Service Schema Setup & Available Options
Now let's have a closer look at each of the available options in detail. The form contains nine fields across two groups: service details and contact and pricing.
Service Details
1. Service Name
Enter the name of the specific service you are marking up (for example, "Brand Identity Design", "SEO Consulting", or "Web Development"). If you offer multiple services, create a separate schema entry for each one bound to its own page. This value populates the name property in the JSON-LD output.
2. Description
Write a 1 to 3 sentence description of what the service includes, who it is for, and what outcome it delivers. Write in a way that would attract your audience as well as help Google understand the service. This value populates the description property.
3. URL
Enter the canonical URL of the page describing this service. Each service schema should point to its own dedicated page URL. This value populates the url property in the JSON-LD output.
4. Service Type
Enter a clear descriptive label for the category of service you provide (for example, "Web Design", "Digital Marketing", "Legal Consulting"). This helps Google classify the service and match it to relevant search queries. This value populates the serviceType property.
5. Provider Name
Enter the name of the person or organization providing this service. Use the same name that appears in your Organization or Person schema entries to reinforce the entity signal. This value populates the provider.name property.
6. Area Served
Enter the geographic region where this service is available (for example, "New York", "United States", or "Worldwide"). For fully remote or digital services, use "Worldwide" or "Remote". This value populates the areaServed property.
Contact and Pricing
7. Telephone
Enter the contact phone number for inquiries about this service, including the country code. Leave this field empty if you do not accept phone inquiries for this service. This value populates the provider.telephone property.
8. Price
Enter the price for the service as a number (for example, 1500 for a flat rate). Do not include currency symbols in this field. If pricing is entirely custom or quote-based, you can leave this field empty. This value populates the offers.price property.
9. Currency
Enter the ISO 4217 three-letter currency code for the price entered in the Price field (for example, USD for US dollars, EUR for euros, GBP for British pounds, INR for Indian rupees). This value populates the offers.priceCurrency property.

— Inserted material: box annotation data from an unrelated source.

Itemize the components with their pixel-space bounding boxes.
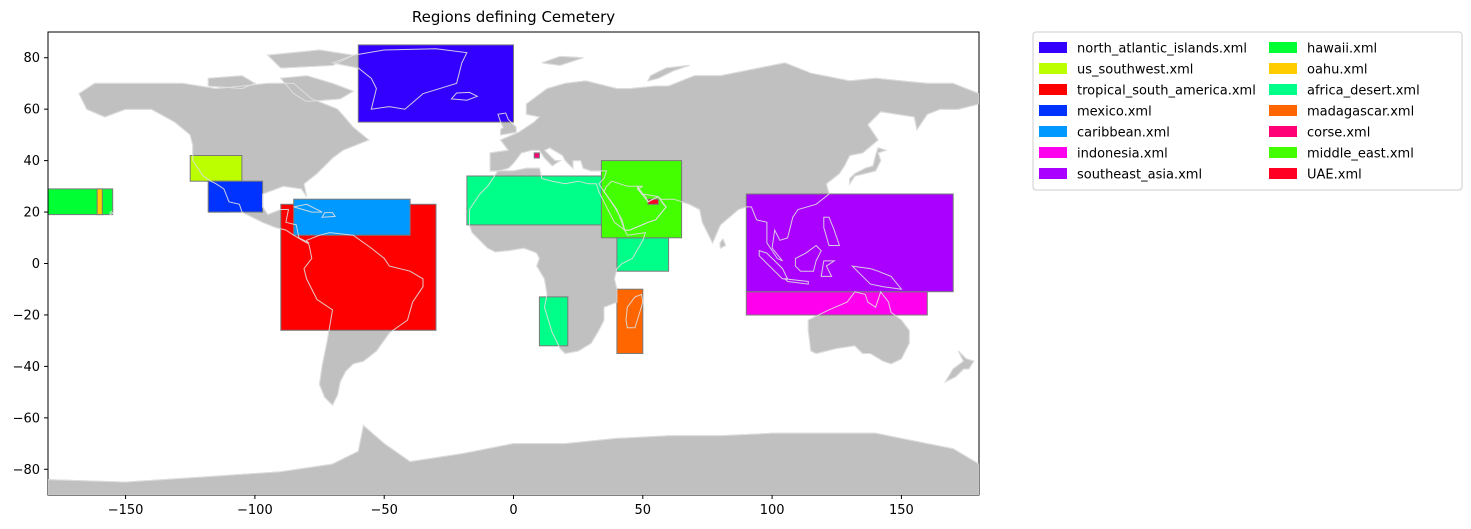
region-uae xyxy=(647,198,659,205)
region-caribbean xyxy=(293,198,411,236)
legend-label: indonesia.xml xyxy=(1077,147,1168,162)
legend-label: north_atlantic_islands.xml xyxy=(1077,42,1247,57)
coastline-south-america xyxy=(303,232,424,406)
legend-swatch xyxy=(1269,105,1297,116)
y-tick-label: 60 xyxy=(23,103,40,118)
region-hawaii xyxy=(48,188,114,216)
coastline-novaya-zemlya xyxy=(647,64,690,82)
coastline-hispaniola xyxy=(321,212,337,218)
region-southeast-asia xyxy=(745,193,954,293)
coastline-iceland xyxy=(450,91,479,101)
region-corse xyxy=(533,152,540,159)
x-tick-label: 0 xyxy=(509,503,517,518)
y-tick-label: −20 xyxy=(13,308,40,323)
coastline-africa xyxy=(469,167,647,355)
coastline-ellesmere xyxy=(266,49,355,69)
legend-label: africa_desert.xml xyxy=(1307,84,1420,99)
coastline-svalbard xyxy=(541,55,584,66)
coastline-antarctica xyxy=(48,424,979,495)
legend-label: caribbean.xml xyxy=(1077,126,1170,141)
legend-label: us_southwest.xml xyxy=(1077,63,1193,78)
legend-label: corse.xml xyxy=(1307,126,1370,141)
region-mexico xyxy=(207,180,264,213)
legend-swatch xyxy=(1269,168,1297,179)
region-north-atlantic-islands xyxy=(357,44,514,123)
region-madagascar xyxy=(616,288,644,355)
legend-swatch xyxy=(1039,168,1067,179)
x-tick-label: 50 xyxy=(635,503,652,518)
region-patch-africa-desert xyxy=(538,296,569,347)
coastline-baffin xyxy=(279,75,355,103)
coastline-hawaii-island xyxy=(109,210,114,216)
legend-swatch xyxy=(1039,105,1067,116)
coastline-australia xyxy=(807,290,910,365)
legend-label: oahu.xml xyxy=(1307,63,1368,78)
coastline-madagascar xyxy=(625,293,644,329)
legend-swatch xyxy=(1039,84,1067,95)
legend-label: mexico.xml xyxy=(1077,105,1152,120)
legend-label: tropical_south_america.xml xyxy=(1077,84,1256,99)
region-indonesia xyxy=(745,291,928,316)
legend-swatch xyxy=(1269,147,1297,158)
region-patch-africa-desert xyxy=(616,237,670,272)
y-tick-label: −60 xyxy=(13,411,40,426)
legend: north_atlantic_islands.xml us_southwest.x… xyxy=(1032,31,1463,191)
coastline-eurasia xyxy=(489,62,979,262)
coastline-sri-lanka xyxy=(719,238,727,249)
coastline-uk xyxy=(497,112,517,136)
chart-title: Regions defining Cemetery xyxy=(412,8,615,26)
x-tick-label: −50 xyxy=(370,503,397,518)
y-tick-label: 20 xyxy=(23,206,40,221)
region-layer xyxy=(48,44,954,355)
region-oahu xyxy=(96,188,103,216)
coastline-north-america xyxy=(78,82,370,244)
y-tick-label: 40 xyxy=(23,154,40,169)
region-us-southwest xyxy=(189,155,243,182)
y-tick-label: 80 xyxy=(23,51,40,66)
coastline-arabia xyxy=(603,180,667,231)
x-axis: −150 −100 −50 0 50 100 150 xyxy=(108,495,914,518)
x-tick-label: −100 xyxy=(237,503,273,518)
coastline-java xyxy=(783,278,809,285)
legend-swatch xyxy=(1269,126,1297,137)
y-tick-label: 0 xyxy=(32,257,40,272)
coastline-layer xyxy=(48,48,979,495)
legend-label: madagascar.xml xyxy=(1307,105,1414,120)
legend-swatch xyxy=(1039,126,1067,137)
legend-frame xyxy=(1032,31,1463,191)
y-tick-label: −40 xyxy=(13,360,40,375)
y-tick-label: −80 xyxy=(13,463,40,478)
y-axis: −80 −60 −40 −20 0 20 40 60 80 xyxy=(13,51,48,478)
coastline-new-zealand xyxy=(944,350,975,384)
legend-label: UAE.xml xyxy=(1307,168,1362,183)
coastline-sulawesi xyxy=(820,260,836,277)
legend-swatch xyxy=(1269,63,1297,74)
x-tick-label: −150 xyxy=(108,503,144,518)
coastline-victoria-island xyxy=(207,75,257,90)
coastline-greenland xyxy=(330,48,468,110)
coastline-japan xyxy=(849,147,888,186)
x-tick-label: 100 xyxy=(760,503,785,518)
coastline-cuba xyxy=(293,203,323,213)
legend-swatch xyxy=(1039,147,1067,158)
coastline-new-guinea xyxy=(850,265,903,290)
coastline-borneo xyxy=(794,244,822,272)
legend-swatch xyxy=(1039,42,1067,53)
x-tick-label: 150 xyxy=(889,503,914,518)
legend-label: middle_east.xml xyxy=(1307,147,1414,162)
legend-label: southeast_asia.xml xyxy=(1077,168,1202,183)
legend-swatch xyxy=(1269,42,1297,53)
legend-swatch xyxy=(1269,84,1297,95)
legend-swatch xyxy=(1039,63,1067,74)
legend-label: hawaii.xml xyxy=(1307,42,1377,57)
coastline-philippines xyxy=(823,216,841,246)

For agencies or studios with multiple service offerings, create a separate Service schema entry for each service and bind each to its own page URL.
Saving and injecting
Click the Preview JSON tab to review the complete JSON-LD output for this service.
Click Validator (Ext) to open Google Rich Results Test and confirm the schema is valid.
Click Copy JSON if you want a copy of the raw JSON-LD.
Click Save Schema to save it to the Manual sub-tab in Saved Schemas.
Toggle the schema on in Saved Schemas, then click Save and Inject.
Frequently asked questions
Who should use Service schema?
Any business or freelancer that offers a service. This includes agencies, design studios, consultants, software companies, marketing firms, law firms, and any other service-based business with a Framer website.